Aliberti, pur dicendo di apprezzare l’impegno di Borrelli, ha messo in discussione la necessità della sua incursione sul Sarno, chiedendo soprattutto che le immagini e le denunce si traducano in azioni concrete: esposti in Procura, controlli sugli scarichi e un coinvolgimento degli enti competenti. Il sindaco ha inoltre sollecitato un tavolo tecnico in Regione Campania e chiamato in causa le responsabilità degli organismi che, a vario titolo, dovrebbero occuparsi del controllo del fiume.
Ma è proprio alle parole di Aliberti che Borrelli ha risposto con toni durissimi.
L’onorevole ha contestato frontalmente le esternazioni del primo cittadino di Scafati, spostando il terreno dello scontro dalla gestione del Sarno alla questione della credibilità nella lotta all’illegalità e agli sversamenti.
«Bisogna avere la caratura per parlare di lotta alla criminalità, bisogna essere credibili, bisogna aver fatto delle battaglie, altrimenti si diventa come il sindaco di Scafati, che da 50 anni governa quel territorio in festa e oggi fa polemica con chi, a differenza sua, si è messo in quella merda e non ha avuto mai nessun rapporto né con la camorra né con gli sversatori abusivi».
Borrelli rincara quindi la dose e accusa Aliberti di non gradire l'intervento di soggetti esterni alle dinamiche locali.
«Il problema vostro è che non volete persone esterne perché sapete che finché c'è un grande accordo andiamo tutti bene. Perché sapete che se vengono persone esterne, che non trattano con certi ambienti e non si siedono neanche là, andate in difficoltà».

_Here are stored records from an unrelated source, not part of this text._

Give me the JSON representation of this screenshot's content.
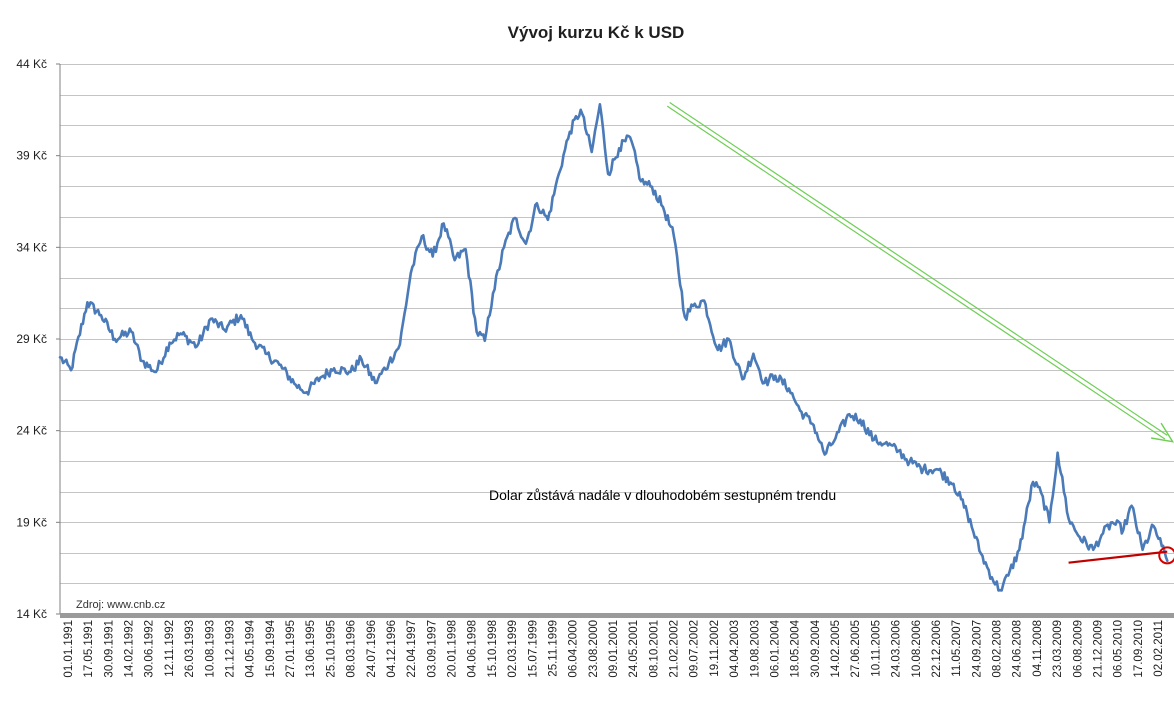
{
  "chart_data": {
    "type": "line",
    "title": "Vývoj kurzu Kč k USD",
    "ylim": [
      14,
      44
    ],
    "y_ticks": [
      "44 Kč",
      "39 Kč",
      "34 Kč",
      "29 Kč",
      "24 Kč",
      "19 Kč",
      "14 Kč"
    ],
    "y_tick_values": [
      44,
      39,
      34,
      29,
      24,
      19,
      14
    ],
    "grid": "horizontal",
    "x_tick_labels": [
      "01.01.1991",
      "17.05.1991",
      "30.09.1991",
      "14.02.1992",
      "30.06.1992",
      "12.11.1992",
      "26.03.1993",
      "10.08.1993",
      "21.12.1993",
      "04.05.1994",
      "15.09.1994",
      "27.01.1995",
      "13.06.1995",
      "25.10.1995",
      "08.03.1996",
      "24.07.1996",
      "04.12.1996",
      "22.04.1997",
      "03.09.1997",
      "20.01.1998",
      "04.06.1998",
      "15.10.1998",
      "02.03.1999",
      "15.07.1999",
      "25.11.1999",
      "06.04.2000",
      "23.08.2000",
      "09.01.2001",
      "24.05.2001",
      "08.10.2001",
      "21.02.2002",
      "09.07.2002",
      "19.11.2002",
      "04.04.2003",
      "19.08.2003",
      "06.01.2004",
      "18.05.2004",
      "30.09.2004",
      "14.02.2005",
      "27.06.2005",
      "10.11.2005",
      "24.03.2006",
      "10.08.2006",
      "22.12.2006",
      "11.05.2007",
      "24.09.2007",
      "08.02.2008",
      "24.06.2008",
      "04.11.2008",
      "23.03.2009",
      "06.08.2009",
      "21.12.2009",
      "06.05.2010",
      "17.09.2010",
      "02.02.2011"
    ],
    "series": [
      {
        "color": "#4a7ab8",
        "x": [
          1991.0,
          1991.2,
          1991.5,
          1991.75,
          1992.0,
          1992.3,
          1992.5,
          1992.75,
          1993.0,
          1993.2,
          1993.5,
          1993.75,
          1994.0,
          1994.3,
          1994.5,
          1994.75,
          1995.0,
          1995.3,
          1995.5,
          1995.75,
          1996.0,
          1996.3,
          1996.5,
          1996.75,
          1997.0,
          1997.2,
          1997.4,
          1997.6,
          1997.8,
          1998.0,
          1998.2,
          1998.4,
          1998.6,
          1998.75,
          1998.9,
          1999.1,
          1999.3,
          1999.5,
          1999.7,
          1999.9,
          2000.1,
          2000.3,
          2000.5,
          2000.7,
          2000.85,
          2001.0,
          2001.2,
          2001.4,
          2001.6,
          2001.8,
          2002.0,
          2002.2,
          2002.4,
          2002.55,
          2002.75,
          2003.0,
          2003.2,
          2003.45,
          2003.65,
          2003.85,
          2004.05,
          2004.3,
          2004.5,
          2004.75,
          2004.95,
          2005.15,
          2005.4,
          2005.6,
          2005.85,
          2006.05,
          2006.3,
          2006.5,
          2006.75,
          2007.0,
          2007.3,
          2007.55,
          2007.8,
          2008.0,
          2008.15,
          2008.3,
          2008.5,
          2008.75,
          2008.9,
          2009.05,
          2009.2,
          2009.4,
          2009.6,
          2009.85,
          2010.0,
          2010.2,
          2010.4,
          2010.55,
          2010.75,
          2010.95,
          2011.1,
          2011.2
        ],
        "y": [
          28.0,
          27.3,
          31.0,
          30.3,
          29.0,
          29.4,
          27.8,
          27.2,
          28.8,
          29.3,
          28.6,
          30.1,
          29.5,
          30.3,
          29.0,
          28.2,
          27.6,
          26.5,
          26.1,
          26.9,
          27.4,
          27.2,
          27.9,
          26.6,
          27.7,
          28.7,
          32.6,
          34.6,
          33.5,
          35.3,
          33.3,
          33.9,
          29.4,
          28.9,
          31.5,
          34.0,
          35.6,
          34.2,
          36.4,
          35.5,
          38.0,
          40.3,
          41.5,
          39.2,
          41.8,
          38.0,
          39.4,
          40.0,
          37.6,
          37.3,
          36.2,
          34.6,
          30.2,
          30.8,
          31.1,
          28.4,
          29.0,
          26.8,
          28.2,
          26.6,
          27.0,
          26.3,
          25.1,
          24.3,
          22.7,
          23.6,
          24.9,
          24.6,
          23.5,
          23.3,
          22.9,
          22.3,
          21.9,
          21.9,
          21.1,
          19.5,
          17.3,
          16.0,
          15.3,
          16.1,
          17.5,
          21.2,
          20.6,
          19.0,
          22.8,
          19.2,
          18.2,
          17.5,
          18.3,
          19.0,
          18.6,
          19.9,
          17.5,
          18.8,
          17.7,
          16.9
        ]
      }
    ],
    "trend_arrow": {
      "color": "#6fce55",
      "from": {
        "x": 2002.1,
        "y": 41.8
      },
      "to": {
        "x": 2011.3,
        "y": 23.4
      }
    },
    "support_line": {
      "color": "#c00000",
      "from": {
        "x": 2009.4,
        "y": 16.8
      },
      "to": {
        "x": 2011.2,
        "y": 17.4
      }
    },
    "highlight_circle": {
      "color": "#d40000",
      "x": 2011.2,
      "y": 17.2
    },
    "annotations": [
      {
        "text": "Dolar zůstává nadále v dlouhodobém sestupném trendu"
      }
    ],
    "source_note": "Zdroj: www.cnb.cz"
  }
}
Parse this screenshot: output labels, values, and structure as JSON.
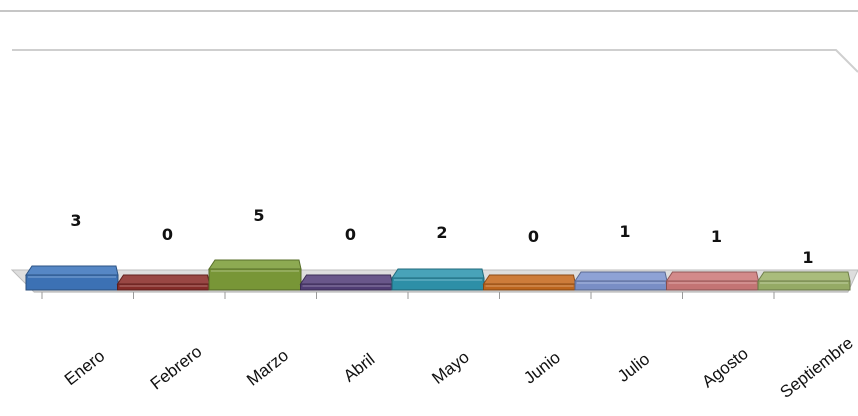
{
  "chart_data": {
    "type": "bar",
    "categories": [
      "Enero",
      "Febrero",
      "Marzo",
      "Abril",
      "Mayo",
      "Junio",
      "Julio",
      "Agosto",
      "Septiembre"
    ],
    "values": [
      3,
      0,
      5,
      0,
      2,
      0,
      1,
      1,
      1
    ],
    "ylim": [
      0,
      5
    ],
    "grid": false,
    "legend": "none",
    "three_d": true,
    "colors": [
      "#3f77bd",
      "#8b2e2b",
      "#7e9e3a",
      "#54407a",
      "#2f97b0",
      "#c66a1f",
      "#7f95cf",
      "#cd7a7a",
      "#9db36a"
    ]
  }
}
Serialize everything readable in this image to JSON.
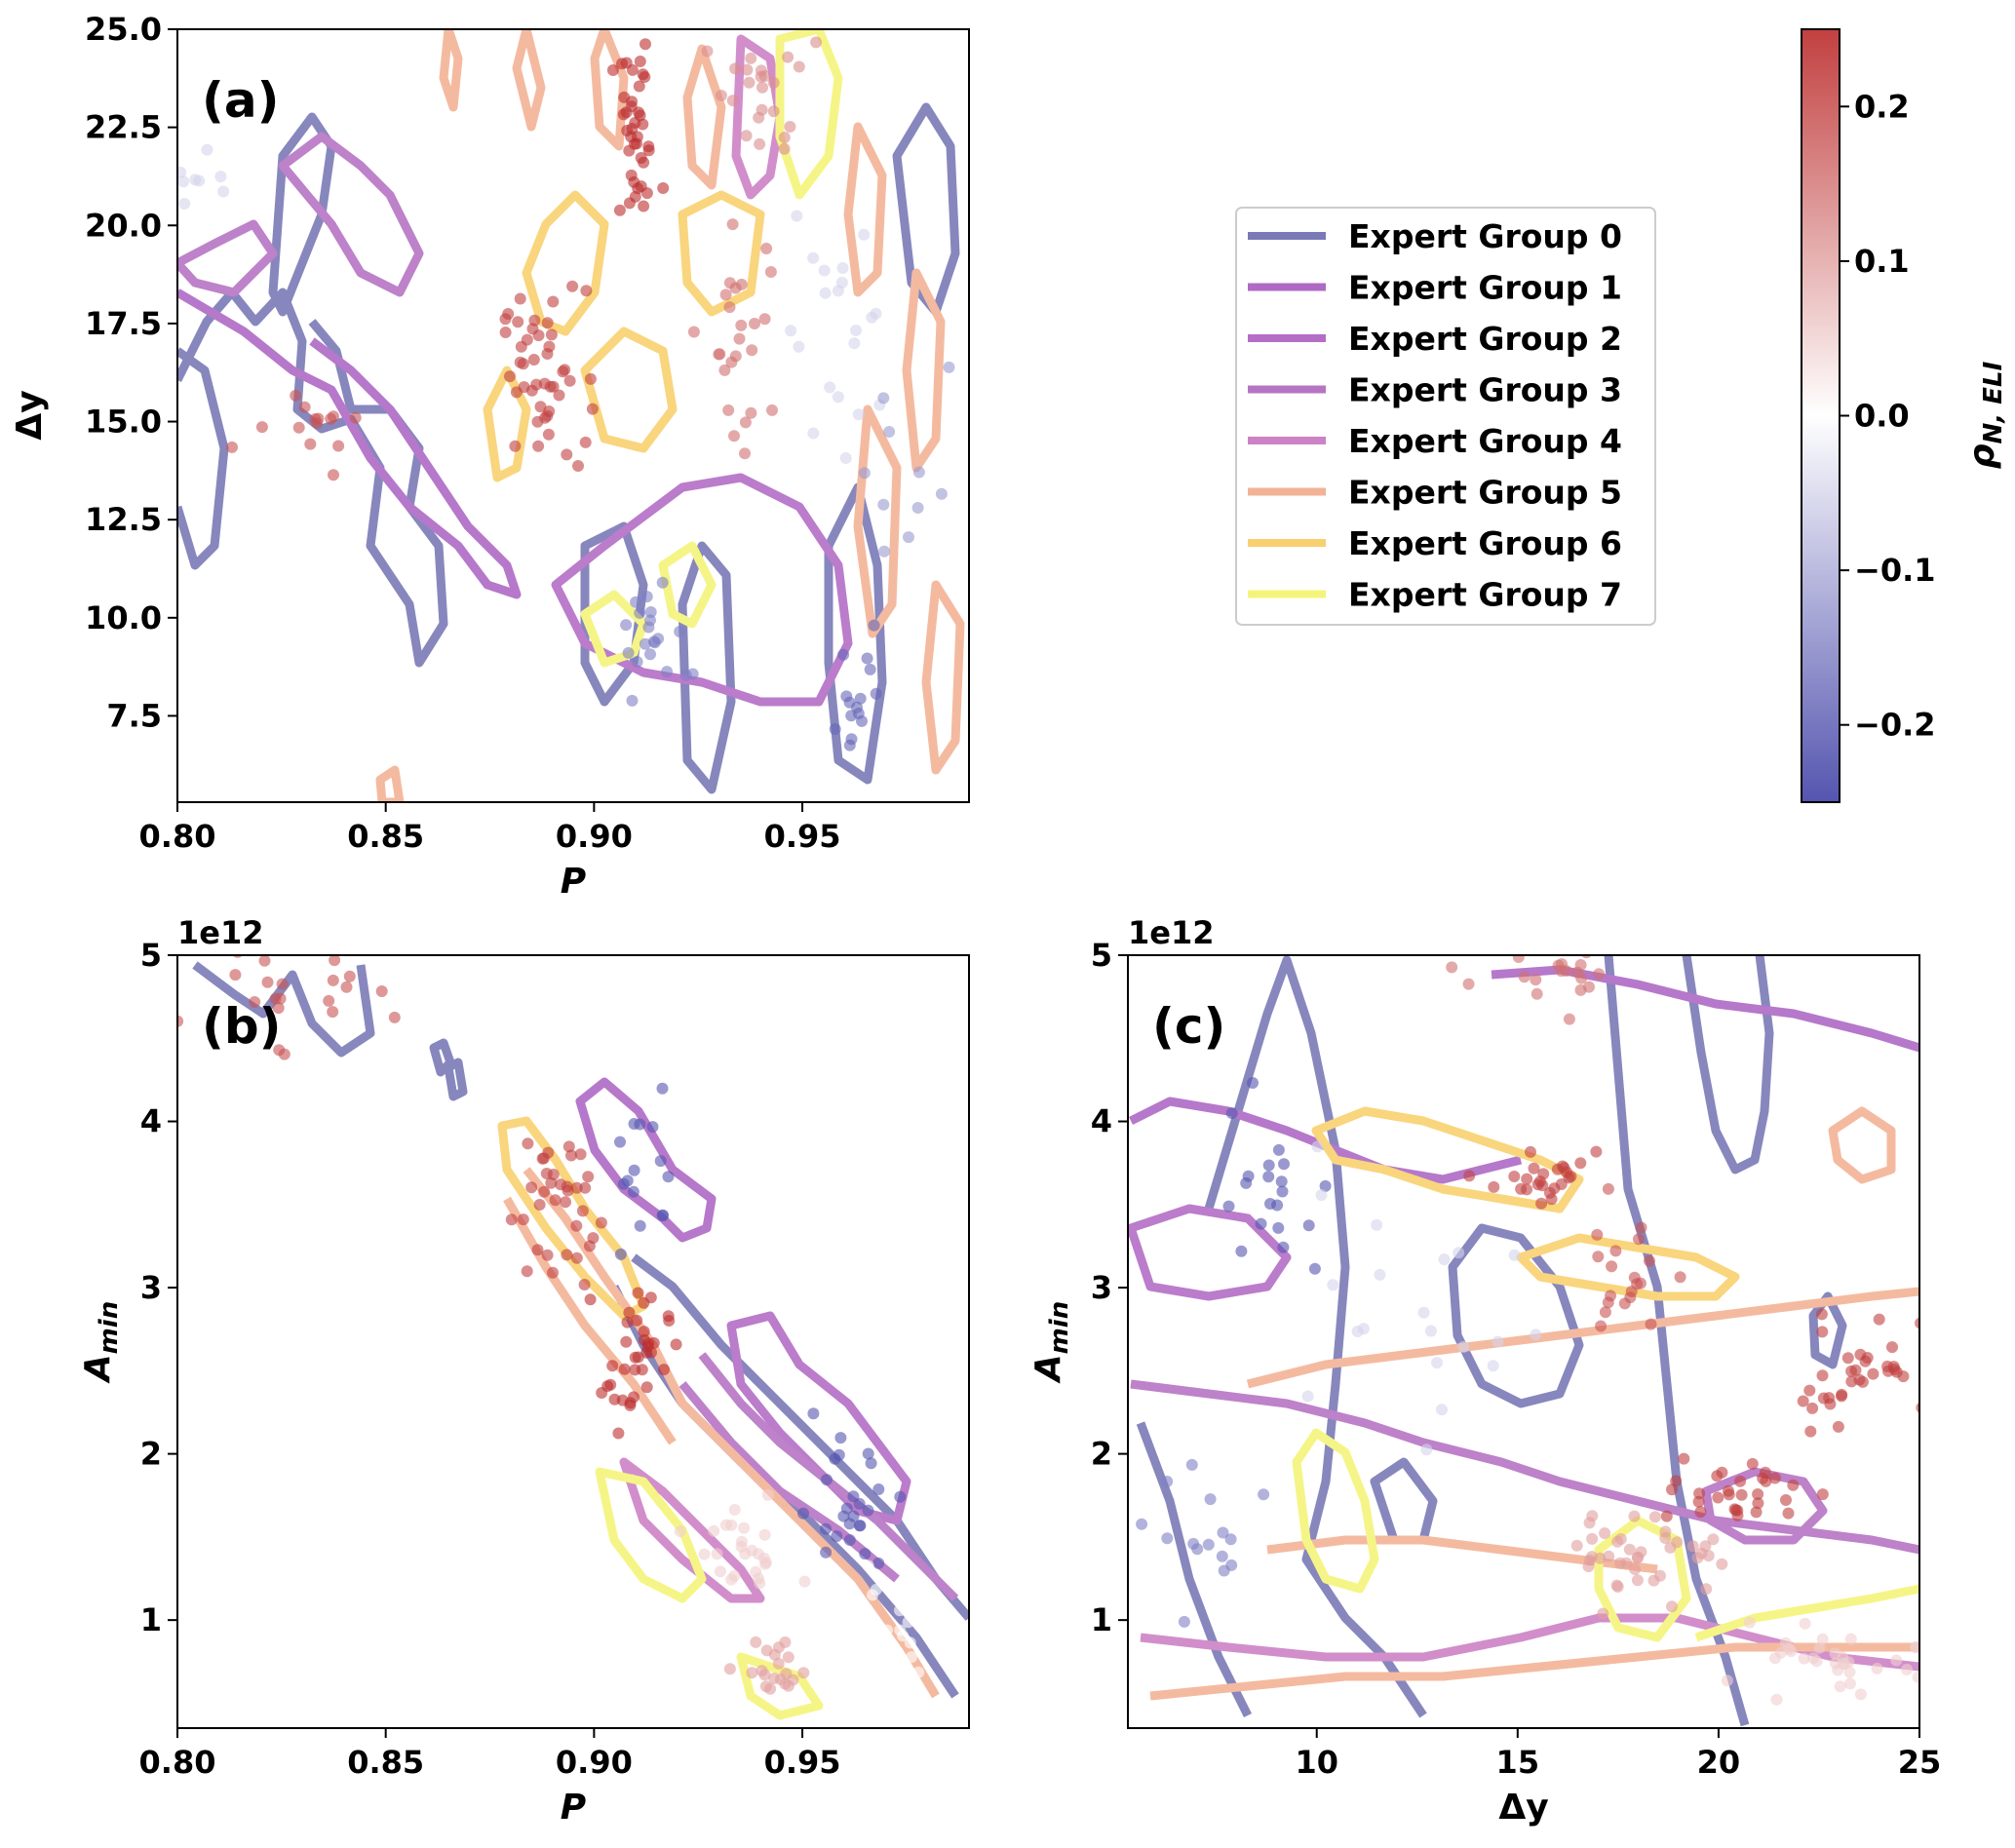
{
  "colors": {
    "groups": [
      "#5a5aa6",
      "#9b45b6",
      "#a24bb8",
      "#a453b5",
      "#c064b8",
      "#f0a07c",
      "#f7c54c",
      "#f2f25a"
    ],
    "rho_low": "#2a2a9c",
    "rho_mid": "#ffffff",
    "rho_high": "#b31010"
  },
  "legend": {
    "placement": "center-right",
    "entries": [
      "Expert Group 0",
      "Expert Group 1",
      "Expert Group 2",
      "Expert Group 3",
      "Expert Group 4",
      "Expert Group 5",
      "Expert Group 6",
      "Expert Group 7"
    ]
  },
  "colorbar": {
    "label": "ρN, ELI",
    "label_main": "ρ",
    "label_sub": "N, ELI",
    "range": [
      -0.25,
      0.25
    ],
    "ticks": [
      0.2,
      0.1,
      0.0,
      -0.1,
      -0.2
    ],
    "tick_labels": [
      "0.2",
      "0.1",
      "0.0",
      "−0.1",
      "−0.2"
    ],
    "colors": [
      "#2a2a9c",
      "#ffffff",
      "#b31010"
    ]
  },
  "chart_data": [
    {
      "type": "scatter",
      "panel_label": "(a)",
      "xlabel": "P",
      "ylabel": "Δy",
      "xlim": [
        0.8,
        0.99
      ],
      "ylim": [
        5.3,
        25.0
      ],
      "xticks": [
        0.8,
        0.85,
        0.9,
        0.95
      ],
      "xtick_labels": [
        "0.80",
        "0.85",
        "0.90",
        "0.95"
      ],
      "yticks": [
        7.5,
        10.0,
        12.5,
        15.0,
        17.5,
        20.0,
        22.5,
        25.0
      ],
      "ytick_labels": [
        "7.5",
        "10.0",
        "12.5",
        "15.0",
        "17.5",
        "20.0",
        "22.5",
        "25.0"
      ],
      "offset_label": "",
      "grid": false,
      "clusters": [
        {
          "x": 0.91,
          "y": 22.2,
          "rho": 0.22,
          "n": 40,
          "sx": 0.003,
          "sy": 1.2
        },
        {
          "x": 0.888,
          "y": 16.2,
          "rho": 0.2,
          "n": 45,
          "sx": 0.005,
          "sy": 1.1
        },
        {
          "x": 0.83,
          "y": 14.6,
          "rho": 0.18,
          "n": 14,
          "sx": 0.008,
          "sy": 0.5
        },
        {
          "x": 0.94,
          "y": 23.5,
          "rho": 0.12,
          "n": 25,
          "sx": 0.005,
          "sy": 1.0
        },
        {
          "x": 0.937,
          "y": 17.5,
          "rho": 0.15,
          "n": 25,
          "sx": 0.004,
          "sy": 1.6
        },
        {
          "x": 0.915,
          "y": 9.5,
          "rho": -0.15,
          "n": 20,
          "sx": 0.006,
          "sy": 0.8
        },
        {
          "x": 0.963,
          "y": 8.0,
          "rho": -0.18,
          "n": 15,
          "sx": 0.003,
          "sy": 0.9
        },
        {
          "x": 0.96,
          "y": 18.0,
          "rho": -0.05,
          "n": 20,
          "sx": 0.008,
          "sy": 2.0
        },
        {
          "x": 0.975,
          "y": 14.0,
          "rho": -0.12,
          "n": 10,
          "sx": 0.005,
          "sy": 2.0
        },
        {
          "x": 0.805,
          "y": 21.0,
          "rho": -0.05,
          "n": 8,
          "sx": 0.003,
          "sy": 0.5
        }
      ]
    },
    {
      "type": "scatter",
      "panel_label": "(b)",
      "xlabel": "P",
      "ylabel": "Amin",
      "ylabel_main": "A",
      "ylabel_sub": "min",
      "xlim": [
        0.8,
        0.99
      ],
      "ylim": [
        350000000000.0,
        5000000000000.0
      ],
      "xticks": [
        0.8,
        0.85,
        0.9,
        0.95
      ],
      "xtick_labels": [
        "0.80",
        "0.85",
        "0.90",
        "0.95"
      ],
      "yticks": [
        1000000000000.0,
        2000000000000.0,
        3000000000000.0,
        4000000000000.0,
        5000000000000.0
      ],
      "ytick_labels": [
        "1",
        "2",
        "3",
        "4",
        "5"
      ],
      "offset_label": "1e12",
      "grid": false,
      "clusters": [
        {
          "x": 0.89,
          "y": 3500000000000.0,
          "rho": 0.2,
          "n": 35,
          "sx": 0.005,
          "sy": 250000000000.0
        },
        {
          "x": 0.91,
          "y": 2600000000000.0,
          "rho": 0.22,
          "n": 35,
          "sx": 0.004,
          "sy": 200000000000.0
        },
        {
          "x": 0.912,
          "y": 3700000000000.0,
          "rho": -0.2,
          "n": 15,
          "sx": 0.004,
          "sy": 250000000000.0
        },
        {
          "x": 0.96,
          "y": 1700000000000.0,
          "rho": -0.2,
          "n": 25,
          "sx": 0.006,
          "sy": 200000000000.0
        },
        {
          "x": 0.935,
          "y": 1400000000000.0,
          "rho": 0.05,
          "n": 25,
          "sx": 0.006,
          "sy": 150000000000.0
        },
        {
          "x": 0.945,
          "y": 700000000000.0,
          "rho": 0.1,
          "n": 20,
          "sx": 0.005,
          "sy": 100000000000.0
        },
        {
          "x": 0.825,
          "y": 4800000000000.0,
          "rho": 0.18,
          "n": 20,
          "sx": 0.01,
          "sy": 150000000000.0
        },
        {
          "x": 0.97,
          "y": 1000000000000.0,
          "rho": 0.0,
          "n": 20,
          "sx": 0.008,
          "sy": 200000000000.0
        }
      ]
    },
    {
      "type": "scatter",
      "panel_label": "(c)",
      "xlabel": "Δy",
      "ylabel": "Amin",
      "ylabel_main": "A",
      "ylabel_sub": "min",
      "xlim": [
        5.3,
        25.0
      ],
      "ylim": [
        350000000000.0,
        5000000000000.0
      ],
      "xticks": [
        10,
        15,
        20,
        25
      ],
      "xtick_labels": [
        "10",
        "15",
        "20",
        "25"
      ],
      "yticks": [
        1000000000000.0,
        2000000000000.0,
        3000000000000.0,
        4000000000000.0,
        5000000000000.0
      ],
      "ytick_labels": [
        "1",
        "2",
        "3",
        "4",
        "5"
      ],
      "offset_label": "1e12",
      "grid": false,
      "clusters": [
        {
          "x": 15.5,
          "y": 3650000000000.0,
          "rho": 0.2,
          "n": 25,
          "sx": 0.8,
          "sy": 100000000000.0
        },
        {
          "x": 17.5,
          "y": 3000000000000.0,
          "rho": 0.18,
          "n": 20,
          "sx": 0.6,
          "sy": 200000000000.0
        },
        {
          "x": 23.5,
          "y": 2500000000000.0,
          "rho": 0.2,
          "n": 35,
          "sx": 1.0,
          "sy": 150000000000.0
        },
        {
          "x": 20.5,
          "y": 1750000000000.0,
          "rho": 0.2,
          "n": 30,
          "sx": 0.8,
          "sy": 100000000000.0
        },
        {
          "x": 18.3,
          "y": 1400000000000.0,
          "rho": 0.1,
          "n": 40,
          "sx": 1.0,
          "sy": 120000000000.0
        },
        {
          "x": 9.0,
          "y": 3600000000000.0,
          "rho": -0.2,
          "n": 20,
          "sx": 0.8,
          "sy": 300000000000.0
        },
        {
          "x": 7.5,
          "y": 1500000000000.0,
          "rho": -0.15,
          "n": 15,
          "sx": 0.8,
          "sy": 200000000000.0
        },
        {
          "x": 15.5,
          "y": 4850000000000.0,
          "rho": 0.15,
          "n": 20,
          "sx": 1.0,
          "sy": 100000000000.0
        },
        {
          "x": 23.0,
          "y": 700000000000.0,
          "rho": 0.05,
          "n": 35,
          "sx": 1.5,
          "sy": 100000000000.0
        },
        {
          "x": 12.0,
          "y": 2800000000000.0,
          "rho": -0.05,
          "n": 20,
          "sx": 2.0,
          "sy": 400000000000.0
        }
      ]
    }
  ]
}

Parole pesanti, dunque, che trasformano la vicenda del Sarno in un vero e proprio confronto politico tra il parlamentare e il sindaco di Scafati.
Borrelli rivendica la scelta di essere sceso materialmente nel fiume per verificare e documentare direttamente la situazione, mentre Aliberti insiste sulla necessità che alle denunce seguano accertamenti, responsabilità individuate e provvedimenti concreti.
Al centro resta però una questione che va oltre lo scontro politico: chi controlla gli scarichi del Sarno e quanti di questi risultano effettivamente abusivi? Ed è proprio su questo terreno che Borrelli sembra intenzionato a proseguire la propria battaglia, chiedendo che quanto emerso dalla sua visita possa tradursi in iniziative istituzionali e giudiziarie.
La polemica, intanto, è ormai aperta. E dopo il botta e risposta tra Borrelli e Aliberti, la partita sul Sarno sembra destinata a spostarsi sempre più sul piano politico e istituzionale.